It was chilly here in Gordo, Alabama yesterday. I don’t think the high got over 50 and there was a steady breeze blowing most of the day. But I really wanted to see how the new DK2 wood chipper would perform, so I towed it to one of the perimeter roads where we had a couple of trees down and fired it up.
The machine started immediately and I began by feeding some small branches into the hopper, which it quickly ground up and shot out the chipper exhaust port. Okay, that was nice. Let’s try something a little bigger. I put in some slightly larger branches with no problem, and as I got more confident, I kept increasing the size. It seemed like no matter what I fed it, the DK2 was more than up to the job.
Eventually I worked my way up to some five-inch diameter limbs, some pine and some hardwood. A couple of times with the hardwood, I had to pull it back a bit because as it was self-feeding, it would bog the engine down. Because it is self-feeding, I could put some long branches, some as much as 14-feet long, into the hopper. With the long ones, I had to hold the other end up as the chipper was working, otherwise they would hang up on the ground and bog it down.
I have to say I’m really impressed with this machine, and it didn’t take long to have a nice pile of wood chips that Terry can use in her garden next season.
Once I ran out of broken limbs, I wanted to cut more limbs off of the downed trees, and that’s where I ran into trouble. I had not used my new Stihl chainsaw yet, and I fired it up and started to cut one limb. I quickly realized that I had something wet hitting my hand, so I turned it off and saw that the cap for the bar oil had come off. That’s strange because I know they filled it up at the shop when I bought the chainsaw.
I went to the garage and got some more of the proper oil for it and refilled the reservoir and tightened the cap back on, but as soon as I started the engine, oil began pouring out again. Shutting the saw down again, I noticed that the cap for the oil reservoir that I had just tightened was loose again and almost ready to fall out. I got a paper towel and cleaned the threads of both the cap and the reservoir entrance and did not see any obvious problems. After refilling the reservoir a second time, I tightened the cap again and that time it seemed to work, because I didn’t have any more oil leaking out.
However, now there was another problem. I tried to cut a limb that was not much over two inches in diameter, and it seemed like I was using the dull side of a butter knife. It took a long time to cut through, and when I started on the next limb, the chain wouldn’t move. Now what the heck is wrong?
The light was fading by then, so I called it a day and put the chipper in the barn and the chainsaw back in the garage. My son-in-law Kenny used to work at Ace Hardware and was trained in Stihl chainsaws, so last night I talked to him and then went out to the garage and showed him on my phone what was happening.

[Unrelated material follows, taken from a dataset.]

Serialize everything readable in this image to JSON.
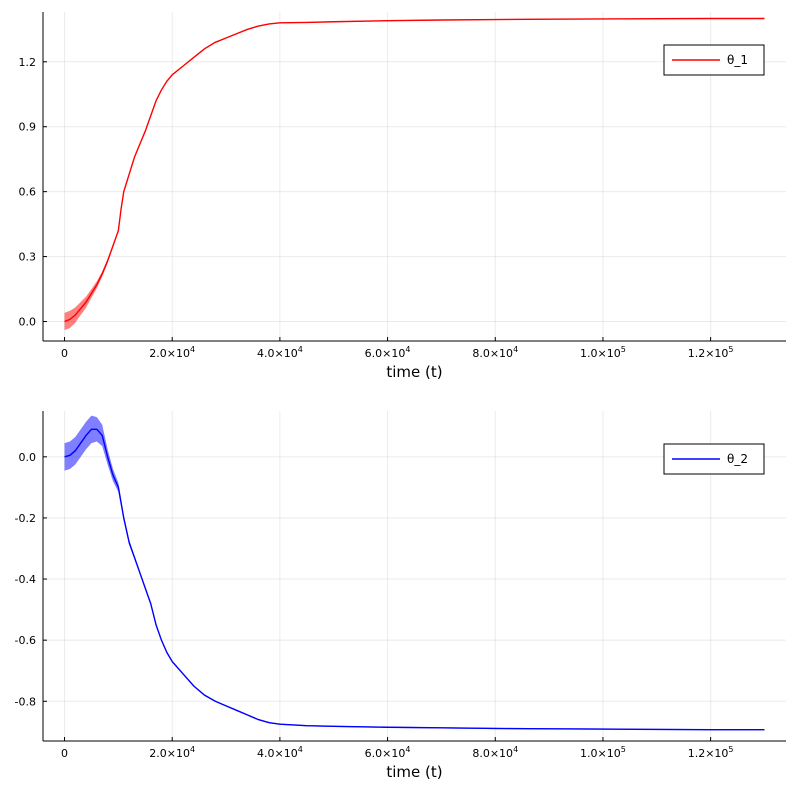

As it turns out, the chain had jumped out of the track it’s supposed to run in. There is an adjuster that’s supposed to loosen or tighten the chain, but it won’t move in either direction. Kenny suggested I either take it back to the shop or get somebody who knows more about chainsaws than I do to look at it. That sounds like a good idea to me.
We have a couple of clear but cold days ahead of us before rain sets in on Thursday and it is supposed to last through the weekend. Scott and Alan Banks from Banks Construction, who built our back deck, are coming by again today to start another quick project that we want to get done. I’ll tell you more about that as things progress.
And finally, here’s a chuckle to start your day from the collection of funny signs we see in our travels and that our readers share with us. This sounds like a rough place to work.
Thought For The Day – I’ve often wondered what people have against the horse I rode in on.